Australia went into the final of the tri-series at Perth as clear favourites having beaten England twice before in the league matches. As such, an Australian win wouldn’t have surprised many, and definitely not the final margin of victory, a massive 112 runs. For England though it was a case of a great opportunity lost. They had the best of the conditions to bowl on, having won the toss and decided to field first. They got off to a great start, sending back the top four Aussie batsmen with not too many on the board.
To lose from a position where they had Australia at 60 for 4, England should be extremely disappointed. They had the Aussies under all sorts of pressure on the big day, and yet allowed them to recover. It was a mixed bowling performance with the ball, wherein they began well they allowed the opponents to dominate, then again came back strongly, only to concede the advantage back to Australia towards the end. In spite of not finishing strongly, England weren’t chasing a huge score by modern standards, and their batting on the day was something that was extremely ordinary.
In hindsight, the partnership between Glenn Maxwell and Mitchell Marsh was the turning point of the game. Australia were 60 for 4 when the two joined hands, and another couple of wickets could have aided the Englishmen in keeping the Australians to under 200. However, that wasn’t to be as Maxwell, rather surprisingly, held himself back and aided his team in making a comeback, before flourishing in his usual manner towards the end. Their partnership subdued the English attack, and James Faulkner played another of his sizzling knocks, which made a huge difference to the end total.

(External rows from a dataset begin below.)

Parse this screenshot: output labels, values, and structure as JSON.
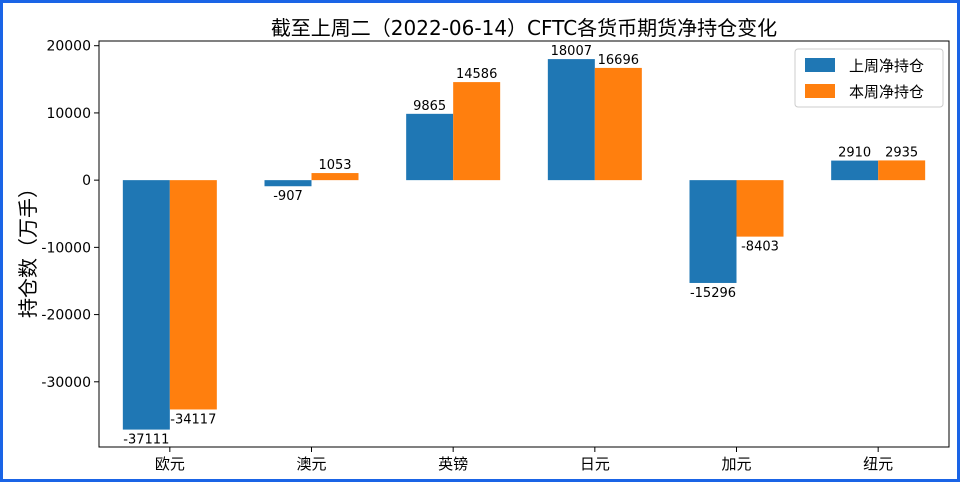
{
  "chart_data": {
    "type": "bar",
    "title": "截至上周二（2022-06-14）CFTC各货币期货净持仓变化",
    "xlabel": "",
    "ylabel": "持仓数（万手）",
    "categories": [
      "欧元",
      "澳元",
      "英镑",
      "日元",
      "加元",
      "纽元"
    ],
    "series": [
      {
        "name": "上周净持仓",
        "color": "#1f77b4",
        "values": [
          -37111,
          -907,
          9865,
          18007,
          -15296,
          2910
        ]
      },
      {
        "name": "本周净持仓",
        "color": "#ff7f0e",
        "values": [
          -34117,
          1053,
          14586,
          16696,
          -8403,
          2935
        ]
      }
    ],
    "ylim": [
      -39700,
      20700
    ],
    "yticks": [
      -30000,
      -20000,
      -10000,
      0,
      10000,
      20000
    ],
    "legend": "top-right",
    "grid": false
  }
}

Although England had lost an opportunity to restrict the Australian batting, they still could have made amends by chasing down the target. They had players to do the same. Ian Bell and James Taylor had batted exceedingly well in the previous games. But, they could not handle the pressure of the occasion, and the Aussie bowling was clearly much superior to that of England’s. Josh Hazlewood bowled a beauty to get rid of Bell early on, but for many others, it was clearly a case of them not being able to handle the pressure of Mitchell Johnson, who sent back the in-form James Taylor as well as skipper Eoin Morgan.
Australia dominated the series from the start, and thoroughly deserved to win. As for England, they should be somewhat satisfied having managed to claim victories in a couple of games against India. The Indians should be the most worried of all teams having gone winless in yet another series. As we head into the World Cup, the stronger contenders are being separated from the weak ones.